Gun law backlash
Random mass shootings in this country tend to energize both sides of the gun control debate.
After 2012 was witness to two such horrific incidents, lobbying efforts went into high gear throughout the country. Having 12 killed and 70 injured at an Aurora, Colo., movie theater, followed by the Sandy Hook Elementary School shooting in Newtown, Conn., which left 20 children and six adults dead, was too much for most legislatures to ignore.
There was no middle ground on the issue, nor was there a common response. Citizens were clamoring simultaneously for stricter and looser gun laws.
That ambivalence led to the U.S. Congress unable to do a thing. A similar lack of result took place in Minnesota, Oregon, Washington and Delaware. But many other states throughout the country did amend existing laws.

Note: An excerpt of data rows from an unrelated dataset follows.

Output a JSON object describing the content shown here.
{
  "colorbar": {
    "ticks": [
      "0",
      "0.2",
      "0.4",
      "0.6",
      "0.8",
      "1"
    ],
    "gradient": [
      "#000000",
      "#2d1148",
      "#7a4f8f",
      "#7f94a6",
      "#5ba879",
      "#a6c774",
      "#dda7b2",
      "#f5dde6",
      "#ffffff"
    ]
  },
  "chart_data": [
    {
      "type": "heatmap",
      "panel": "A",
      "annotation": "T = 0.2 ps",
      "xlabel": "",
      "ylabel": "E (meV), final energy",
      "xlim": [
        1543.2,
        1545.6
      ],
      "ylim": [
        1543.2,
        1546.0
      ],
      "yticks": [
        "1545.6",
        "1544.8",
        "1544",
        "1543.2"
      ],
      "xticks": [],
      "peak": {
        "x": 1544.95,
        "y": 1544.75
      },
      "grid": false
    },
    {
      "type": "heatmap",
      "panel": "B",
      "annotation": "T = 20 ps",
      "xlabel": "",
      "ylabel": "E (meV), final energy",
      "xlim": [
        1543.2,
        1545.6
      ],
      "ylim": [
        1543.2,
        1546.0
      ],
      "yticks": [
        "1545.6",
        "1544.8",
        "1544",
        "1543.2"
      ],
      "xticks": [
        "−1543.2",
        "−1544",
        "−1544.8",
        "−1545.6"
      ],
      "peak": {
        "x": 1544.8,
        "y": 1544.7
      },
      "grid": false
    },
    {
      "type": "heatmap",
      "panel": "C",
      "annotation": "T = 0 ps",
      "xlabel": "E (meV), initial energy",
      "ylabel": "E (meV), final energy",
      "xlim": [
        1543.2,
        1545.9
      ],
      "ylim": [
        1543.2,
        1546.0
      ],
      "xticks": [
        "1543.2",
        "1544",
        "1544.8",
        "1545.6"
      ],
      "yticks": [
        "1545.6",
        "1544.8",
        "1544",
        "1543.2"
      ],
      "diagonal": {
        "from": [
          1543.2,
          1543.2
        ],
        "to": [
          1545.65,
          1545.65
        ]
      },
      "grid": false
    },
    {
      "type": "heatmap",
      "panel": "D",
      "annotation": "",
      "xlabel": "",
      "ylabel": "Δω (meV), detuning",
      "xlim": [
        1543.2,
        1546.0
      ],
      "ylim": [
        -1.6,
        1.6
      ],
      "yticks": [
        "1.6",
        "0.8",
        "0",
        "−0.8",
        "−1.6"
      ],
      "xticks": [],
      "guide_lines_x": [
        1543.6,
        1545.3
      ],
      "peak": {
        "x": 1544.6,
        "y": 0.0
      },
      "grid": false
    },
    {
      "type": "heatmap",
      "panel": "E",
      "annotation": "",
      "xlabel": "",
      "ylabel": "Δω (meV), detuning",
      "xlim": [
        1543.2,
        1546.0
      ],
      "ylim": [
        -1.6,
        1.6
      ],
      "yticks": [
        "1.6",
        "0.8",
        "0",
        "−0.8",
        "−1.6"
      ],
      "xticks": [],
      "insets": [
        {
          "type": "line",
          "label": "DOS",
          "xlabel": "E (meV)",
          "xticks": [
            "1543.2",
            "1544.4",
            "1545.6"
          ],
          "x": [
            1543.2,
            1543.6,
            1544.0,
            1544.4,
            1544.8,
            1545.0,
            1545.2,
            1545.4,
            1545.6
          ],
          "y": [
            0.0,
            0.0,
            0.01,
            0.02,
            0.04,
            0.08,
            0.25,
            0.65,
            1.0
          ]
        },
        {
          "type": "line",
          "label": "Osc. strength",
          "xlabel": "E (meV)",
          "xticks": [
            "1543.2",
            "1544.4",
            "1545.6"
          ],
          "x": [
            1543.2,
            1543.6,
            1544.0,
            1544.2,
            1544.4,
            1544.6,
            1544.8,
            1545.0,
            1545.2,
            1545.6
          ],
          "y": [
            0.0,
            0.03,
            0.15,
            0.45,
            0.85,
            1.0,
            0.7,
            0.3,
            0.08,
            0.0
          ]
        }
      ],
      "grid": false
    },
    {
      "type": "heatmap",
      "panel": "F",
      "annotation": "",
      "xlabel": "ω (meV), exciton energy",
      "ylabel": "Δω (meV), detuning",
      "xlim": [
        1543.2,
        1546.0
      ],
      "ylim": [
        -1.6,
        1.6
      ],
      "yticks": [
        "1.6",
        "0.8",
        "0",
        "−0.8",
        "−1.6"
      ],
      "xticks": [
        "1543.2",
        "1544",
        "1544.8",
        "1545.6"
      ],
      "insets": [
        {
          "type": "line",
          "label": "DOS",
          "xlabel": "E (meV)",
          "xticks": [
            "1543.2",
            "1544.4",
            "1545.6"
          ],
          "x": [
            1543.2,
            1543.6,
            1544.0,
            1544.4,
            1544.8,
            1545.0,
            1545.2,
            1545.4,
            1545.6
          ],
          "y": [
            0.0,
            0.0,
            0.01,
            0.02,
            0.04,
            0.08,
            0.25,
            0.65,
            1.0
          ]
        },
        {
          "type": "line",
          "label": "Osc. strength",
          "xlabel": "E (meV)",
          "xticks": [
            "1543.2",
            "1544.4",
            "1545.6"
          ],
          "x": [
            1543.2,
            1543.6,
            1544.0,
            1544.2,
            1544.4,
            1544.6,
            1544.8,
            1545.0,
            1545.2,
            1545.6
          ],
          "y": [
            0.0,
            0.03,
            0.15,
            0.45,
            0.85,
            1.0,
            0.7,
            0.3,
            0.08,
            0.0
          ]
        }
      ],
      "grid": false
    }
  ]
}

Some, such as Colorado and New York, went with limits on magazine capacity and increased background checks on potential gun purchasers. Arkansas went for allowing weapons inside churches and further arming of teachers inside schools.
Here in Kansas, elected officials decided more public places needed to allow concealed carry weapons. As a result, cities, counties and universities either are planning to install elaborate security measures or simply accepting the fact more weapons will be in their midst.
Time will tell which approach is more effective. And the next election cycle should reveal which is more politically palatable.
Our neighbor to the west decided not to wait that long. A recall election in Colorado this week resulted in two state senators -- including the president of the Senate -- being removed from office.
Senate President John Morse and Sen. Angela Giron, both Democrats, are now footnotes in history as the first elected state officials to be recalled since Colorado instituted the provision in 1912.
The successful recall efforts received the backing of the National Rifle Association, but it was the overwhelming outrage amongst residents who made the "ready, aim, fired" campaign work.
Victor Head, a plumber and one of the many fired-up activists, told the Associated Press that voters don't like their gun rights "being messed with regardless of party."
"Coloradans ... sent a clear message that politicians who blatantly ignore their constituents will be held accountable," said Dustin Zvonek, state director of Americans for Prosperity.
While we find it difficult to agree with many positions taken by AFP, Zvonek's comments were right on target. Elected officials everywhere need to be aware that gun-rights groups are a particularly active constituency. Any efforts to mess with gun laws, regardless of one's intent to safeguard children or protect society at large, will be met with action. Politicians would be better served going with majority rule if they want to retain their positions.
We would hope that at some point, the majority of all Americans would support better background checks -- or even any background check in the case of private sales. Americans cannot drive a car legally, partake in adult beverages or even run a daycare without some agency verifying they meet the legal requirements to do so.
Why the same perspective wouldn't be taken with obtaining potentially deadly weapons is beyond us. But, as the two former Colorado legislators now know, a better strategy than ramrodding new restrictions through the statehouse is needed.